Oj te to są zbereźne i poza gilgotaniem, muskaniem i masowaniem, szczerze domagają się nawilżania. Ej te obeliski. Skrupulatnie zaprojektowane tak, by nam podświadomie w głowach, i gdzie indziej, męcić…”
(„Sklepik z Niepotrzebnymi” Chepcher Jones)
Z cyklu przeczytane: „Mapa nieba” – … trudna i ciężka. Powolna i gruzłowata. Niezbornie toporna… oszałamiająca, pozbawiająca tchu, czasem szokująco odbierająca własne zdanie…
To typowa opowieść – gawęda, w której narrator stara się nawiązać kontakt z czytelnikiem. Nie do końca pozwala się nam wejść do historii, jakoś przez cały czas jesteśmy tylko i wyłącznie obserwatorami. I jakoś mi się to nie spodobało, z drugiej strony cała masa pracy, jaką autor włożył w tę powieśc, wypełnił ją nimi po same brzegi, aż się kurcze wylewa, zmusza mnie do czytania… więc czytam. To tu to tam nagle umieszczam fakty ze znane mi rzeczywistości. Potem nagle zostaję wessana w kosmiczne wydarzenia i… już kompletnie nie wiem, co mam myśleć…
Nie skończyłam.
Postanowiłam, że poczekam. Trochę ochłonę, trochę może i do niej dorosnę. Bo by naprawdę stać się jednością z tym tomem, trzeba chyba najpierw pomedytować i oczyścić myśli… by zrozumieć, jak wiele potrzeba, by stworzyć taki tom. Ile wiedzy, talentu i dyscyplny trzeba mieć w sobie…
Wrócę do Ciebie Książko!!!
PAPU dla Wiedźmy.
Nie ma serio lepszego poranka od takiego, który zaczyna listonosz… znaczy spoko, listonosz w pracy, znaczy paczkę przynoszący… No weźcie no, o czym Wy Świntuszki myślicie, no!!!
Pamiętam oglądanie Wyspy z daleka. Wciąż pamiętam ową dziwną tesknotę lęgnącą się we mnie, dziwną, dziwaczną, destrukcyjną, niezrozumiałą i niepokojącą… a jednak jakże w końcu odkrywczą…

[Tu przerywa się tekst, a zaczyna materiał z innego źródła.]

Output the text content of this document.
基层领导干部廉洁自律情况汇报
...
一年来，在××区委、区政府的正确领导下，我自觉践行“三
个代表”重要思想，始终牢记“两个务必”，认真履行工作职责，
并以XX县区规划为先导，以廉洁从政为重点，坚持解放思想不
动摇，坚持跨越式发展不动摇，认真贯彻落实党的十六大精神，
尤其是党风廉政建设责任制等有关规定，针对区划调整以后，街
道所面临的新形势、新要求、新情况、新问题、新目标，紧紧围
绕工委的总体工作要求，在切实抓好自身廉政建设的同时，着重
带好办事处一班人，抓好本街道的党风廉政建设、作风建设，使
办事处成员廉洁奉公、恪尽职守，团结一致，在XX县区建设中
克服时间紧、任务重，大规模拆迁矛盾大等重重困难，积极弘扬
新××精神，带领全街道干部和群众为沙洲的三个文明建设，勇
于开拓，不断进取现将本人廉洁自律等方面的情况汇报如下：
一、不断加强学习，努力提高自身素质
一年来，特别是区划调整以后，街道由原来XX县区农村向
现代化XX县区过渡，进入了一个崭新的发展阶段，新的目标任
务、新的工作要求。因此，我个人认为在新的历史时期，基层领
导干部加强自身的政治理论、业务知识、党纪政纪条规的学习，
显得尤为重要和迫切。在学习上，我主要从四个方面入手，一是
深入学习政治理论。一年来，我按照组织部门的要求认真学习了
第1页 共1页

A potem ten dziwny moment. Bardzo szalenie womitującą osobowość doznającą nagłego olśnienia. Aczkolwiek czasem, gdy sobie to przypominam, to się zastanawiam, czy czasem w końcu nie walnęły mnie prochy wymieszane z aviomarinem? Kto to może wiedzieć? Ale przecież nie działałyby tak długo… znaczy lat naście, co nie? Może więc to nie były prochy? Może to wszystko prawda… może nawet teraz mieszkam, żyję i siedzę tutaj, owietrzana i z deszczem rzucającym się na Chatkę…
Może?
Pamiętam jednak coś jeszcze… jakoś tak, dla mnie, tej duszy, co woli czuć ziemię, kamienie, drzewa i inne stałości pod stopami, bardziej niż powietrzności i fale, widzenie, a raczej nagłe olśnienie, że te kamienie mogą unosić się na falach, było oszałamiające. Zaskakujące. Nagle udowadniające, że ziemia jest tą kulą, o czym uczyli, a i serio pofałdowana jest, a fałdy wypełnia woda. Bo przecież moja Wyspa, to taka górka w rzeczywistości, otoczona kotlinkami i wąwozami… których jednak nie widzisz. Ale nie znaczy to, że niegdyś tam nie żyli ludzie, że niegdyś wody nie było mniej, albo otaczała wszystkich kulą zewnętrzną. Oj czysta fantazja, ale to w końcu takie miejsce!!! Takie, nie jak inne znane…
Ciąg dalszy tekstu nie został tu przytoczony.